Above, one of the rarest consumer products in 2012 is the 64 ounce container of Tropicana Orange Juice (above, in a 2007 photograph). As profit margins squeezed, Trobicana reduced the amount of actual orange juice in its main supermarket sized containers between 2010 and 2012 from 64 ounces to 59 ounces. The price remained the same, so that the inattentive consumer was exercising a 21st Century "choice," American capitalism style. It is impossible for the average consumer on May 1, 2012, May Day, to purchase a two-quart container of Tropicana like the one above (which is now a collectable). However, there is one place in the USA where Tropicana is still forced to provide consumers with a full two quarts in every container. The first Substance reader who emails the answer to that question (where is Tropicana still sold in two quart containers?) gets a free two year subscription. Send you answer to Csubstance @ aol. com.And it isn't only with Cheerios, Tropicana Orange Juice, and Chips Ahoy cookies that the capitalists have been playing this reduce-the-amount-but-keep-the-package-the -same-size game.

The biggest cheat of all has been in the successful push for the moronic reality show called "mayoral control" on the major cities of the USA as the supposedly best way to govern public schools and educate the public's children. And that's been worse than all of the packaging deceptions OK'd by all of the CEOs of all of the Fortune 500 companies combined.

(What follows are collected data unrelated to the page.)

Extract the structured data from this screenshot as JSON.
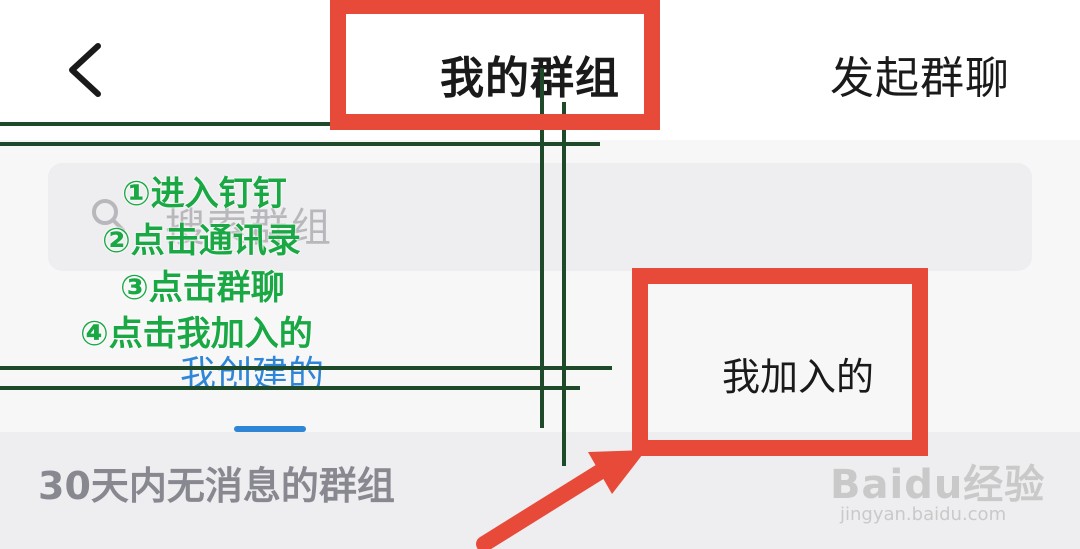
{
  "header": {
    "back_icon": "chevron-left-icon",
    "title": "我的群组",
    "right_action": "发起群聊"
  },
  "search": {
    "icon": "search-icon",
    "placeholder": "搜索群组"
  },
  "tabs": [
    {
      "label": "我创建的",
      "active": true
    },
    {
      "label": "我加入的",
      "active": false
    }
  ],
  "section": {
    "label": "30天内无消息的群组"
  },
  "annotations": {
    "steps": [
      "①进入钉钉",
      "②点击通讯录",
      "③点击群聊",
      "④点击我加入的"
    ],
    "highlight_color": "#e84a3a",
    "line_color": "#1f4a2a",
    "text_color": "#1aa845"
  },
  "watermark": {
    "brand": "Baidu经验",
    "url": "jingyan.baidu.com"
  },
  "colors": {
    "accent": "#2f86d6",
    "background": "#f7f7f8"
  }
}
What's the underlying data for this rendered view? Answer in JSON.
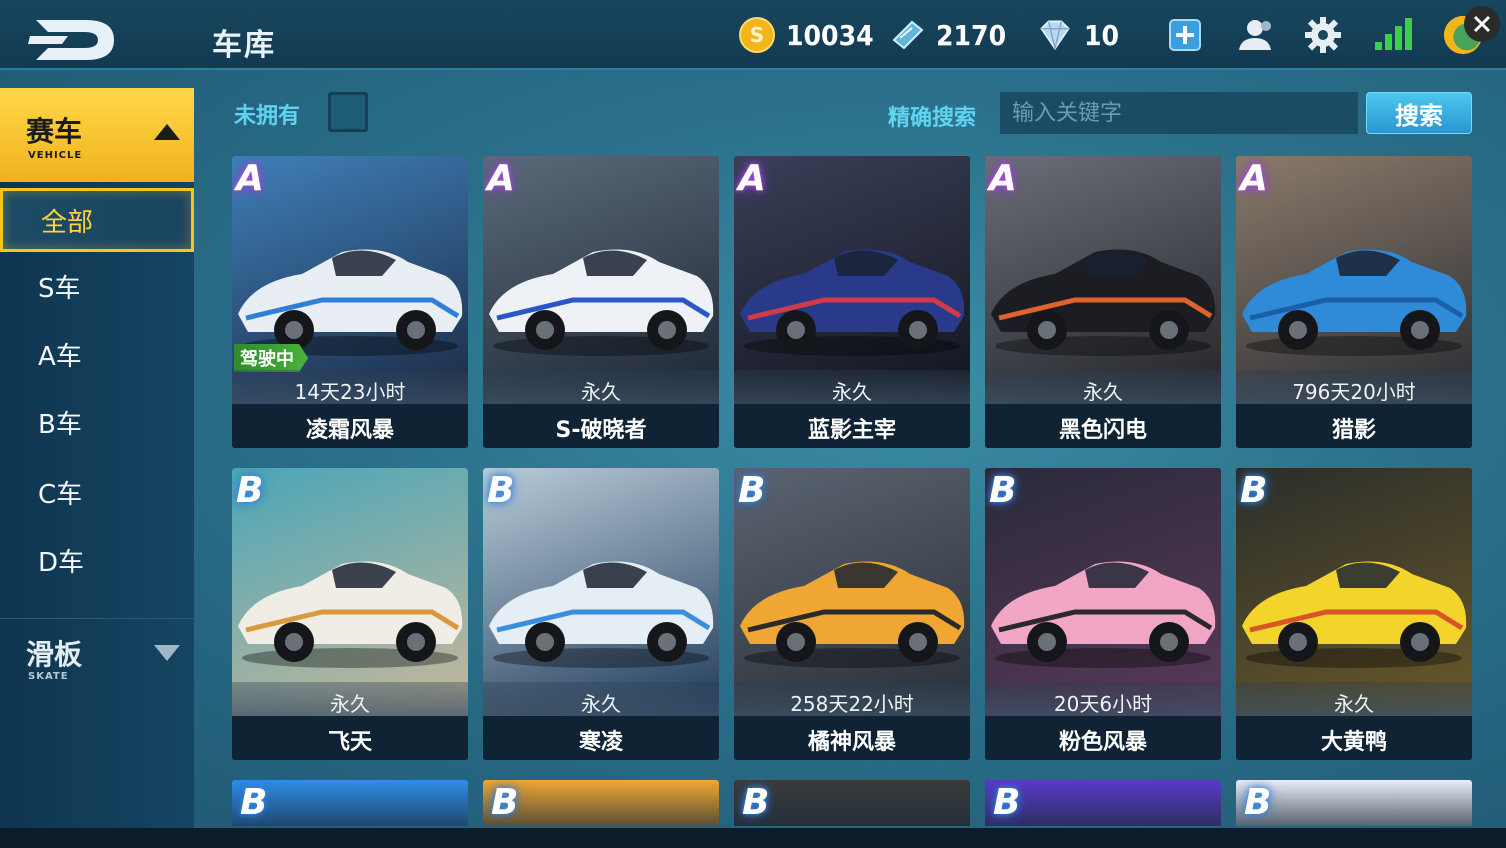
{
  "header": {
    "title": "车库",
    "resources": {
      "gold": "10034",
      "tickets": "2170",
      "diamonds": "10"
    },
    "icons": [
      "logo-icon",
      "add-icon",
      "friends-icon",
      "settings-icon",
      "signal-icon",
      "avatar-icon",
      "close-icon"
    ]
  },
  "sidebar": {
    "category": {
      "cn": "赛车",
      "en": "VEHICLE"
    },
    "items": [
      {
        "label": "全部",
        "active": true
      },
      {
        "label": "S车",
        "active": false
      },
      {
        "label": "A车",
        "active": false
      },
      {
        "label": "B车",
        "active": false
      },
      {
        "label": "C车",
        "active": false
      },
      {
        "label": "D车",
        "active": false
      }
    ],
    "category2": {
      "cn": "滑板",
      "en": "SKATE"
    }
  },
  "filter": {
    "unowned_label": "未拥有",
    "search_label": "精确搜索",
    "search_placeholder": "输入关键字",
    "search_button": "搜索"
  },
  "cards": [
    {
      "rank": "A",
      "duration": "14天23小时",
      "name": "凌霜风暴",
      "badge": "驾驶中",
      "bg1": "#3f7fb8",
      "bg2": "#1b2a44",
      "car": "#e9eef4",
      "accent": "#2f7fd8"
    },
    {
      "rank": "A",
      "duration": "永久",
      "name": "S-破晓者",
      "badge": "",
      "bg1": "#5b6a7a",
      "bg2": "#1d2633",
      "car": "#eef2f6",
      "accent": "#2c55c8"
    },
    {
      "rank": "A",
      "duration": "永久",
      "name": "蓝影主宰",
      "badge": "",
      "bg1": "#3a3f58",
      "bg2": "#12141e",
      "car": "#2a3a8a",
      "accent": "#d23a4a"
    },
    {
      "rank": "A",
      "duration": "永久",
      "name": "黑色闪电",
      "badge": "",
      "bg1": "#6a6e78",
      "bg2": "#222428",
      "car": "#1c1d22",
      "accent": "#e0622c"
    },
    {
      "rank": "A",
      "duration": "796天20小时",
      "name": "猎影",
      "badge": "",
      "bg1": "#8a7a6a",
      "bg2": "#2a2c33",
      "car": "#2f8ad8",
      "accent": "#1a5fa8"
    },
    {
      "rank": "B",
      "duration": "永久",
      "name": "飞天",
      "badge": "",
      "bg1": "#4aa6b8",
      "bg2": "#c9b89a",
      "car": "#f0ede6",
      "accent": "#d89a3a"
    },
    {
      "rank": "B",
      "duration": "永久",
      "name": "寒凌",
      "badge": "",
      "bg1": "#b8ccd8",
      "bg2": "#1f3a5a",
      "car": "#e6eef5",
      "accent": "#3a8ee0"
    },
    {
      "rank": "B",
      "duration": "258天22小时",
      "name": "橘神风暴",
      "badge": "",
      "bg1": "#5a6470",
      "bg2": "#2a2f38",
      "car": "#f0a632",
      "accent": "#2a2a2a"
    },
    {
      "rank": "B",
      "duration": "20天6小时",
      "name": "粉色风暴",
      "badge": "",
      "bg1": "#2a2a3a",
      "bg2": "#5a3a5a",
      "car": "#f2a6c6",
      "accent": "#2a2a2a"
    },
    {
      "rank": "B",
      "duration": "永久",
      "name": "大黄鸭",
      "badge": "",
      "bg1": "#2a2d2a",
      "bg2": "#6a5a2a",
      "car": "#f2d42a",
      "accent": "#d8552a"
    }
  ],
  "partial_cards": [
    {
      "rank": "B",
      "bg": "#2f8ee8"
    },
    {
      "rank": "B",
      "bg": "#f0a830"
    },
    {
      "rank": "B",
      "bg": "#3a3a3a"
    },
    {
      "rank": "B",
      "bg": "#5a3ac8"
    },
    {
      "rank": "B",
      "bg": "#e8eef5"
    }
  ]
}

Fool me once, shame on you.

Fool me twice, shame on me.

Fool me a dozen times, and welcome to "school reform" in the USA from the 1980s to today.

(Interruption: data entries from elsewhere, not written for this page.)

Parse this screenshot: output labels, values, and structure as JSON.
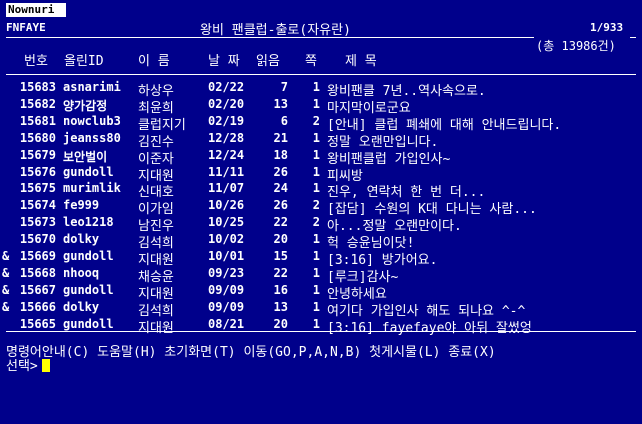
{
  "app": {
    "title": "Nownuri"
  },
  "board": {
    "code": "FNFAYE",
    "title": "왕비 팬클럽-출로(자유란)",
    "page": "1/933",
    "total": "(총 13986건)"
  },
  "columns": {
    "no": "번호",
    "id": "올린ID",
    "name": "이 름",
    "date": "날 짜",
    "read": "읽음",
    "pages": "쪽",
    "subject": "제   목"
  },
  "posts": [
    {
      "flag": "",
      "no": "15683",
      "id": "asnarimi",
      "name": "하상우",
      "date": "02/22",
      "read": "7",
      "pages": "1",
      "subject": "왕비팬클 7년..역사속으로."
    },
    {
      "flag": "",
      "no": "15682",
      "id": "양가감정",
      "name": "최윤희",
      "date": "02/20",
      "read": "13",
      "pages": "1",
      "subject": "마지막이로군요"
    },
    {
      "flag": "",
      "no": "15681",
      "id": "nowclub3",
      "name": "클럽지기",
      "date": "02/19",
      "read": "6",
      "pages": "2",
      "subject": "[안내] 클럽 폐쇄에 대해 안내드립니다."
    },
    {
      "flag": "",
      "no": "15680",
      "id": "jeanss80",
      "name": "김진수",
      "date": "12/28",
      "read": "21",
      "pages": "1",
      "subject": "정말 오랜만입니다."
    },
    {
      "flag": "",
      "no": "15679",
      "id": "보안벌이",
      "name": "이준자",
      "date": "12/24",
      "read": "18",
      "pages": "1",
      "subject": "왕비팬클럽 가입인사~"
    },
    {
      "flag": "",
      "no": "15676",
      "id": "gundoll",
      "name": "지대원",
      "date": "11/11",
      "read": "26",
      "pages": "1",
      "subject": "피씨방"
    },
    {
      "flag": "",
      "no": "15675",
      "id": "murimlik",
      "name": "신대호",
      "date": "11/07",
      "read": "24",
      "pages": "1",
      "subject": "진우, 연락처 한 번 더..."
    },
    {
      "flag": "",
      "no": "15674",
      "id": "fe999",
      "name": "이가임",
      "date": "10/26",
      "read": "26",
      "pages": "2",
      "subject": "[잡담] 수원의 K대 다니는 사람..."
    },
    {
      "flag": "",
      "no": "15673",
      "id": "leo1218",
      "name": "남진우",
      "date": "10/25",
      "read": "22",
      "pages": "2",
      "subject": "아...정말 오랜만이다."
    },
    {
      "flag": "",
      "no": "15670",
      "id": "dolky",
      "name": "김석희",
      "date": "10/02",
      "read": "20",
      "pages": "1",
      "subject": "헉 승윤님이닷!"
    },
    {
      "flag": "&",
      "no": "15669",
      "id": "gundoll",
      "name": "지대원",
      "date": "10/01",
      "read": "15",
      "pages": "1",
      "subject": "[3:16] 방가어요."
    },
    {
      "flag": "&",
      "no": "15668",
      "id": "nhooq",
      "name": "채승윤",
      "date": "09/23",
      "read": "22",
      "pages": "1",
      "subject": "[루크]감사~"
    },
    {
      "flag": "&",
      "no": "15667",
      "id": "gundoll",
      "name": "지대원",
      "date": "09/09",
      "read": "16",
      "pages": "1",
      "subject": "안녕하세요"
    },
    {
      "flag": "&",
      "no": "15666",
      "id": "dolky",
      "name": "김석희",
      "date": "09/09",
      "read": "13",
      "pages": "1",
      "subject": "여기다 가입인사 해도 되나요 ^-^"
    },
    {
      "flag": "",
      "no": "15665",
      "id": "gundoll",
      "name": "지대원",
      "date": "08/21",
      "read": "20",
      "pages": "1",
      "subject": "[3:16] fayefaye야 아뒤 잘썼엉"
    }
  ],
  "menu": {
    "text": "명령어안내(C) 도움말(H) 초기화면(T) 이동(GO,P,A,N,B) 첫게시물(L) 종료(X)"
  },
  "prompt": {
    "label": "선택>",
    "cursor_color": "#ffff00"
  },
  "colors": {
    "background": "#00008b",
    "text": "#ffffff"
  }
}
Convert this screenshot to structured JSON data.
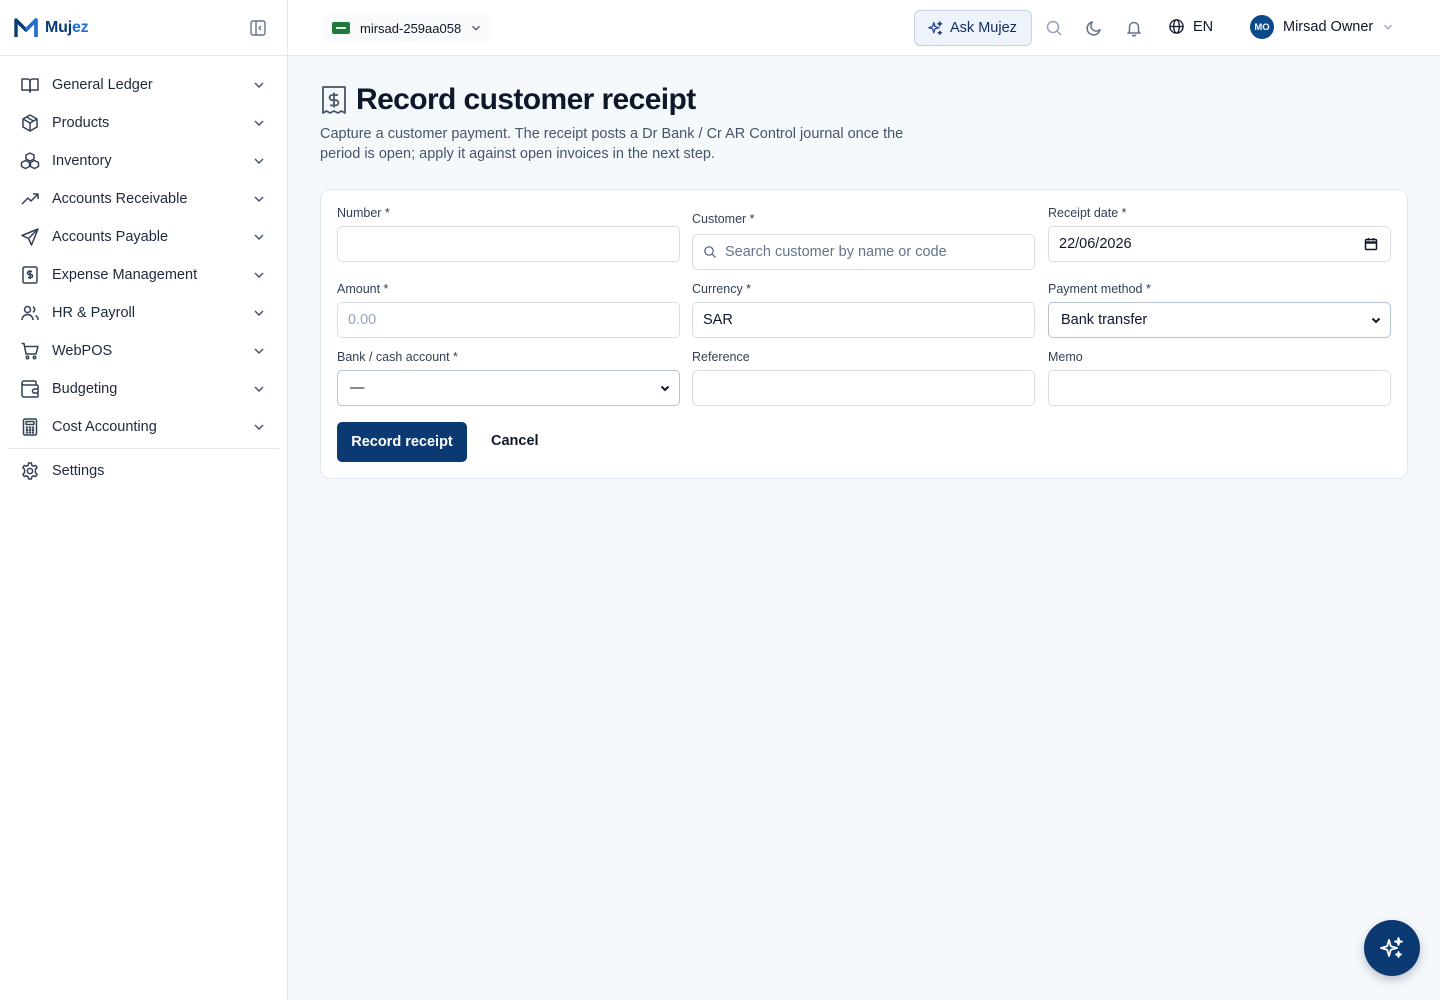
{
  "brand": {
    "name_part1": "Muj",
    "name_part2": "ez"
  },
  "sidebar": {
    "items": [
      {
        "label": "General Ledger",
        "icon": "book-open-icon"
      },
      {
        "label": "Products",
        "icon": "box-icon"
      },
      {
        "label": "Inventory",
        "icon": "boxes-icon"
      },
      {
        "label": "Accounts Receivable",
        "icon": "trending-up-icon"
      },
      {
        "label": "Accounts Payable",
        "icon": "send-icon"
      },
      {
        "label": "Expense Management",
        "icon": "receipt-icon"
      },
      {
        "label": "HR & Payroll",
        "icon": "users-icon"
      },
      {
        "label": "WebPOS",
        "icon": "cart-icon"
      },
      {
        "label": "Budgeting",
        "icon": "wallet-icon"
      },
      {
        "label": "Cost Accounting",
        "icon": "calculator-icon"
      }
    ],
    "settings_label": "Settings"
  },
  "header": {
    "tenant": "mirsad-259aa058",
    "ask_label": "Ask Mujez",
    "language": "EN",
    "user_initials": "MO",
    "user_name": "Mirsad Owner"
  },
  "page": {
    "title": "Record customer receipt",
    "subtitle": "Capture a customer payment. The receipt posts a Dr Bank / Cr AR Control journal once the period is open; apply it against open invoices in the next step."
  },
  "form": {
    "number": {
      "label": "Number *",
      "value": ""
    },
    "customer": {
      "label": "Customer *",
      "placeholder": "Search customer by name or code"
    },
    "receipt_date": {
      "label": "Receipt date *",
      "value": "22/06/2026"
    },
    "amount": {
      "label": "Amount *",
      "placeholder": "0.00"
    },
    "currency": {
      "label": "Currency *",
      "value": "SAR"
    },
    "payment_method": {
      "label": "Payment method *",
      "value": "Bank transfer"
    },
    "bank_account": {
      "label": "Bank / cash account *",
      "value": "—"
    },
    "reference": {
      "label": "Reference",
      "value": ""
    },
    "memo": {
      "label": "Memo",
      "value": ""
    },
    "submit_label": "Record receipt",
    "cancel_label": "Cancel"
  },
  "colors": {
    "primary": "#0b3a73",
    "accent": "#1e6fd9",
    "background": "#f6f9fc"
  }
}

One of the craziest moments in American history has been played out since the advent of mayoral control in Chicago in 1995. Republicans, aided and abetted by some Democrats, declared in 1995 that Chicago's public schools were terrible, and that only the 'business model' could save them. Accordingly, they passed the Amendatory Act of 1995, which took away most democratic rights from the people of Chicago and created a mayoral dictatorship. Supposedly, the mayor was going to appoint an experienced business person to head the schools, and that was going to clean things up. Whatever it was that needed cleaning.

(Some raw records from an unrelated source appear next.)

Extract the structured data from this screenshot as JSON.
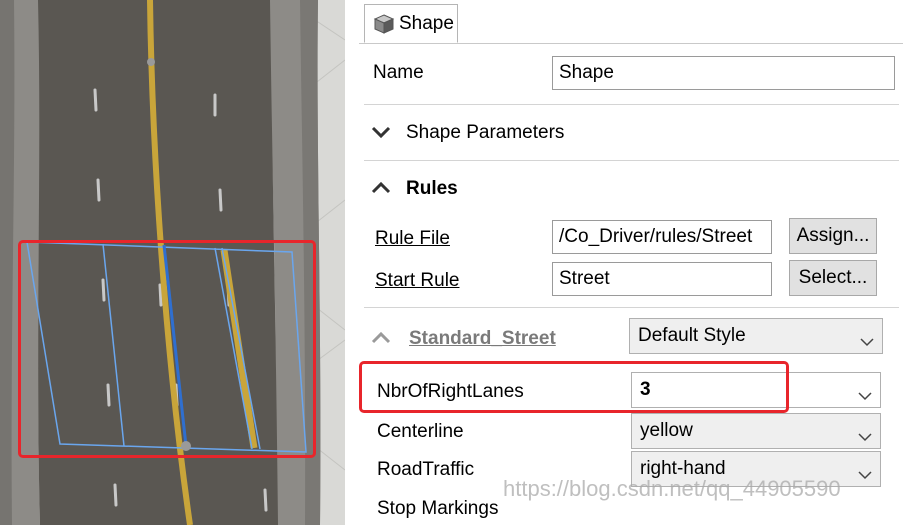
{
  "tab": {
    "label": "Shape",
    "icon": "cube-icon"
  },
  "name_row": {
    "label": "Name",
    "value": "Shape"
  },
  "shape_parameters": {
    "title": "Shape Parameters",
    "icon": "chevron-down-icon"
  },
  "rules": {
    "title": "Rules",
    "icon": "chevron-up-icon",
    "rule_file": {
      "label": "Rule File",
      "value": "/Co_Driver/rules/Street",
      "button": "Assign..."
    },
    "start_rule": {
      "label": "Start Rule",
      "value": "Street",
      "button": "Select..."
    }
  },
  "standard_street": {
    "title": "Standard_Street",
    "icon": "chevron-up-icon",
    "style": "Default Style",
    "attributes": [
      {
        "label": "NbrOfRightLanes",
        "value": "3"
      },
      {
        "label": "Centerline",
        "value": "yellow"
      },
      {
        "label": "RoadTraffic",
        "value": "right-hand"
      },
      {
        "label": "Stop Markings",
        "value": ""
      }
    ]
  },
  "watermark": "https://blog.csdn.net/qq_44905590",
  "colors": {
    "highlight": "#e8252b",
    "selection": "#3a7fd6",
    "road": "#5a5752",
    "centerline": "#c9a53a"
  }
}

Since 1995, who have those business people been who were made Chief Executive Officers of Chicago's public schools.

Paul Vallas was the CEO of CPS from 1995 until June 2001. His entire career had been spent as a toady to Democrat Party politicians, first in Springfield Illinois in various government jobs, then in Chicago as Mayor Richard M. Daley's budget director. At every stop of his career, if Vallas got close to facing a "business decision," it was according to the rules of crony capitalism that govern Illinois politics (and which regularly send former governors of Illinois to prison).


May 2, 2012 at 8:46 AM

By: John Kugler

How Shortshanks Screwed All

The Tribune continues to write like they just found the key to the safety deposit box with their balls in it. Another broadside at the Daley years:

Two years into his reign as Chicago's longest-serving mayor,Richard M. Daleytook advantage of the state's convoluted pension system to significantly increase his potential payout while saving $400,000 in contributions, a Tribune/WGN-TV investigation has found.

Daley, a former state senator, made it happen by briefly rejoining the legislative pension plan in 1991. He stayed there just one month before returning to Chicago's municipal pension fund, but the switches made him eligible for benefits worth 85 percent of his mayoral salary — a better rate than all other city employees receive.

He was just 49 years old at the time. Even if Daley had never won another election, he could have started collecting a public pension at age 55 of $97,750 a year. Without the steps he took, his public pension benefits at that age would have been worth just $20,686.

But remember, it's those evil police, firefighters and teachers bankrupting the funds.